Update on Rickie- - Feeding tube success!

cher76
cher76 Member Posts: 292
We returned to Houston on the 18th for another go at inserting a feeding tube and a PFG (percutaneous fluoroscopic gastrostomy)feeding tube was placed using fluoroscopy. I know everyone has been telling us we should ask for a j-tube, but we consulted with 5 different doctors (2 here at home and 3 at MDAnderson) and they all felt that this type of tube was the best for Rickie at this time. Since he is Stage IV and not a candidate for surgery, and not having a laparoscopy to look at nodes or anything, this was the least invasive way to go. The procedure lasted about 30 minutes and he was awake the whole time. The tubing is much small than the one they had shown us for a PEG tube,only sticks out about 3 or 4 inches from his abdomen, and is totally unnoticable under his shirts. The care at the insertion site has been simple and it has healed well enough already that he does not need to wear a bandage over it anymore. During the healing process a small tunnel is created by the body around the tubing and after 6 weeks it will be healed so well that he will be able to go swimming if he so desires. So far we have not had any problems with the actual feedings, knock on wood! The only drawback is that it is gravity fed, so at this point it is taking up to an hour to complete a feeding. We are taking it slow so as not to create any nausea, and are working on speeding it up. He is still eating by mouth and supplementing with the feeding tube.
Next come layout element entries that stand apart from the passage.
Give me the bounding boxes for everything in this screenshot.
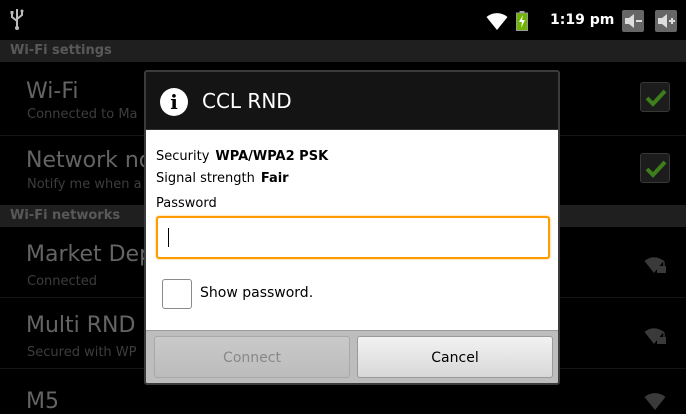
text-cursor (168, 228, 169, 247)
security-line: Security WPA/WPA2 PSK (156, 149, 328, 164)
connect-button[interactable]: Connect (154, 336, 350, 378)
signal-value: Fair (260, 171, 289, 186)
show-password-label[interactable]: Show password. (200, 285, 313, 301)
dialog-header: i CCL RND (146, 72, 558, 130)
password-field-frame (156, 216, 550, 259)
dialog-title: CCL RND (202, 89, 292, 113)
dialog-button-bar: Connect Cancel (146, 330, 558, 383)
info-icon: i (160, 88, 188, 116)
wifi-icon (486, 13, 508, 35)
security-value: WPA/WPA2 PSK (215, 149, 329, 164)
password-input[interactable] (158, 218, 548, 257)
status-bar: 1:19 pm (0, 0, 686, 40)
battery-charging-icon (516, 11, 528, 35)
clock: 1:19 pm (550, 12, 615, 28)
show-password-checkbox[interactable] (162, 279, 192, 309)
signal-label: Signal strength (156, 171, 255, 186)
usb-icon (10, 8, 24, 34)
wifi-connect-dialog: i CCL RND Security WPA/WPA2 PSK Signal st… (144, 70, 560, 385)
security-label: Security (156, 149, 210, 164)
password-label: Password (156, 196, 217, 211)
cancel-button[interactable]: Cancel (357, 336, 553, 378)
dialog-body: Security WPA/WPA2 PSK Signal strength Fair… (146, 130, 558, 330)
volume-down-icon[interactable] (622, 10, 644, 36)
volume-up-icon[interactable] (655, 10, 677, 36)
signal-line: Signal strength Fair (156, 171, 289, 186)
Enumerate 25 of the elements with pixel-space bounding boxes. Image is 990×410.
The great news is that he has gained 10 pounds since we started this 2 weeks ago!
Last week he started his new chemo regimen prescribed by our doctor at MDA and administered by our doctor here at home. He is still getting the same drugs, Irinotecan and Erbitux, only in higher doses and less frequently. Instead of going in every week, he will only go every three weeks. This should allow him more "good days". Basically he had been off the chemo for 4 weeks as we had gone to have scans and the feeding tube placed etc, so when he went in last week it really through him for a loop. He has never had really bad side effects (other than the severe diahrrea he had in March)but this time he has been having increased salavation (like you get just before you vomit) and headaches. He also went back to the dr. the day after chemo and received an infusion of magnesium and iron as well as a Nuelasta and Sandostatin shot. So we think that maybe all that is contributing to the yucky feeling he is experiencing.
Today is our son's 33 birthday and his wife has planned a party for him at our local baseball game. We are hoping to attend. We think getting out of the house for a little while might make him feel alot better. Hope everyone enjoys their Memorial Day holiday and remembers all those who have given so much so we can be free to live in this great country!
Cheryl

Comments

  • sangora
    sangora Member Posts: 213
    Going to the Ball Game
    Glad to hear that the tube is working well. I too am a Stage 4 EC person and have a peg tube which praise the Lord I don't now have to use very often. Getting out of the house always makes me feel better and more positive. I say to my friends now, that I have to get my fun wherever I can whenever I can. You all have a great day with your family.
  • BMGky
    BMGky Member Posts: 621
    Glad you got the tube
    Hope it works well for you. While I usually push for jtube as opposed to a stent, it sounds like that circumstances suggest that a jtube was just not what you needed. As a matter of note, it sounds like he needed a very specialized tube and placed just so. The doctors do know best. I was just voicing our preference from individual circumstances. It seems this battle with EC while similar in some aspects, it is very much unique to the individual. It was great you knew what to ask. This way you know you've made the best choice. Getting needed nutrition will help your husband feel better. Best wishes in your continued battle. Hope you have a great time at the game. Happy birthday to your son. Mary
  • chrissiebass
    chrissiebass Member Posts: 56
    BMGky said:

    Glad you got the tube
    Hope it works well for you. While I usually push for jtube as opposed to a stent, it sounds like that circumstances suggest that a jtube was just not what you needed. As a matter of note, it sounds like he needed a very specialized tube and placed just so. The doctors do know best. I was just voicing our preference from individual circumstances. It seems this battle with EC while similar in some aspects, it is very much unique to the individual. It was great you knew what to ask. This way you know you've made the best choice. Getting needed nutrition will help your husband feel better. Best wishes in your continued battle. Hope you have a great time at the game. Happy birthday to your son. Mary

    good news
    I am so happy to hear good news for you both!! I do not post a lot but am on this site daily and always "check in" to see if you have a new post. Your husband looks a lot like my dad!! Thinking of you and your family.... hoping you were able to make it to the birthday party!